Brian Candler
2/8/2007 3:50:00 PM
On Fri, Feb 09, 2007 at 12:11:10AM +0900, Drew Olson wrote:
> Pit Capitain wrote:
> > Drew Olson schrieb:
> >> datasets here and want to streamline the code as much as possible.
> > Drew, I would try to perform the comparison inside the database,
> > especially if your datasets are "very large". (How large is this
> > actually?) Given that you are working with Oracle, I would use Oracle's
> > database links to get access to both tables.
> >
> > Regards,
> > Pit
>
> Pit -
>
> This does make sense, but I'm using ruby in this situation for a reason.
> I had previously written some validation scripts that ran on .csv dumps
> from the database and I leveraged this previous work to get these
> scripts up and running quickly by introducing ActiveRecord. Also, I'm
> writing an error report to .csv using FasterCSV and doing quite a bit of
> data manipulation during these compares. In short, I'd really like to
> continue using ruby/ActiveRecord here.
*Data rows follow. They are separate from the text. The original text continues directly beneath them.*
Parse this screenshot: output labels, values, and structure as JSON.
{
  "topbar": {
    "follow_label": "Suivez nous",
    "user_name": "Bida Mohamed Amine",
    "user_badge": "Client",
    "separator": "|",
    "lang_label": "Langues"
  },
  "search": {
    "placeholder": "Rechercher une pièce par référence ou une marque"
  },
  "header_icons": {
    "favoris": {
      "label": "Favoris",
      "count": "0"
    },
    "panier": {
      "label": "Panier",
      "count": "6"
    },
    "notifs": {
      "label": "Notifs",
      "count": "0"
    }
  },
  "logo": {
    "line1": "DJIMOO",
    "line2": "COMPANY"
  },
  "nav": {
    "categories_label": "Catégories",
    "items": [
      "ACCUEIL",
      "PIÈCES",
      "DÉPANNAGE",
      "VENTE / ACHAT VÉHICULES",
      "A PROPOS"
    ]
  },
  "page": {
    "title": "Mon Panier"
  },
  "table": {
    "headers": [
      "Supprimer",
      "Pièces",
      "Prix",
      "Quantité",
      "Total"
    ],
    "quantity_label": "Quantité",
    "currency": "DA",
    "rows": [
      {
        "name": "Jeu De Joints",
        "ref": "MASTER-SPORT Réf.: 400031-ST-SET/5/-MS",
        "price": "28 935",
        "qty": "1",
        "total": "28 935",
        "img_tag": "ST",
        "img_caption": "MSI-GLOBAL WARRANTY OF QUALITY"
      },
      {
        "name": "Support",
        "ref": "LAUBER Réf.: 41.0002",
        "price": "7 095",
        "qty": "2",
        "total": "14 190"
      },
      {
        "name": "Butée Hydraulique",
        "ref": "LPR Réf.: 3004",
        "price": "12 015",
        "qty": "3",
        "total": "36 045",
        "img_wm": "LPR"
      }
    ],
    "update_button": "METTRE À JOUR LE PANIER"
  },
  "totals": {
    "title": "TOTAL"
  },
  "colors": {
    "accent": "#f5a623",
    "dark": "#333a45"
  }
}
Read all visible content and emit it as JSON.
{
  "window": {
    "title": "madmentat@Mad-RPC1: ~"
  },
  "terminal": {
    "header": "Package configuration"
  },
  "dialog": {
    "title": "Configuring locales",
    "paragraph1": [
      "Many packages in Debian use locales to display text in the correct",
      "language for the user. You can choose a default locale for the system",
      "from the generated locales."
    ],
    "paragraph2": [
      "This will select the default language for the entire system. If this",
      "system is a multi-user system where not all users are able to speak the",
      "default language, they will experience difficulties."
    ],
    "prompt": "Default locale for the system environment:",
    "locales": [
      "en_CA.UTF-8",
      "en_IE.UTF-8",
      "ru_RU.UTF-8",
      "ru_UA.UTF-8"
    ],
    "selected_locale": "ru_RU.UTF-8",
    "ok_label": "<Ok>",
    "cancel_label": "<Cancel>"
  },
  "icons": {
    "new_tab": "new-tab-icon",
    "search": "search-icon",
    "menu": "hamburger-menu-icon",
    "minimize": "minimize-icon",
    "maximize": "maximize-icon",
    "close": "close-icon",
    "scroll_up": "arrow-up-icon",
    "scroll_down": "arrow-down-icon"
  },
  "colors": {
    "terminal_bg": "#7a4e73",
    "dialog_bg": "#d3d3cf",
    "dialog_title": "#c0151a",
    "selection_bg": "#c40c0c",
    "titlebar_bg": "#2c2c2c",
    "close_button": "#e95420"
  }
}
However, I want to make sure that
> the way I'm going about it is as "efficiently as possible". It's not a
> __huge__ deal, however if I'm make some massive error that would save
> 50% when running my scripts, it would be nice to change them.
>
> As far as record size, we're talking close to 1 million records, more in
> some cases.
I'd suggest:
1. sort both the datasets by the primary key (or SELECT ... ORDER BY)
2. run through both lists with a pointer to each. This lets you efficiently
find records which are in A but not in B, and vice versa. This is a
linear-time operation.
3. then, for records which are in both A and B, you can compare them
attribute-by-attribute.
You can do the whole lot externally: write out both datasets to CSV files,
sort them (using the Unix 'sort' command), and then open both files and read
in a line at a time. Your 'pointer' is then just your current position in
the file, and this avoids having to read the whole datasets into memory. A
million records should be quite doable.
If you just want to find rows which exist in one but not the other, the Unix
'join' command may do what you need. This also needs the files to be
pre-sorted.
Doing the search in SQL will probably be more efficient, but the query is a
pain to write. Something like
SELECT table1.key
FROM table1 LEFT JOIN table2
ON table1.key = table2.key
WHERE table2.key IS NULL;
will find rows which exist in table A but not in table B. Turn it around to
find rows in B but not A. Do a third query which is a normal join to compare
all the fields of corresponding rows. There may be a better way that this,
but my SQL foo doesn't extend that far.
HTH,
Brian.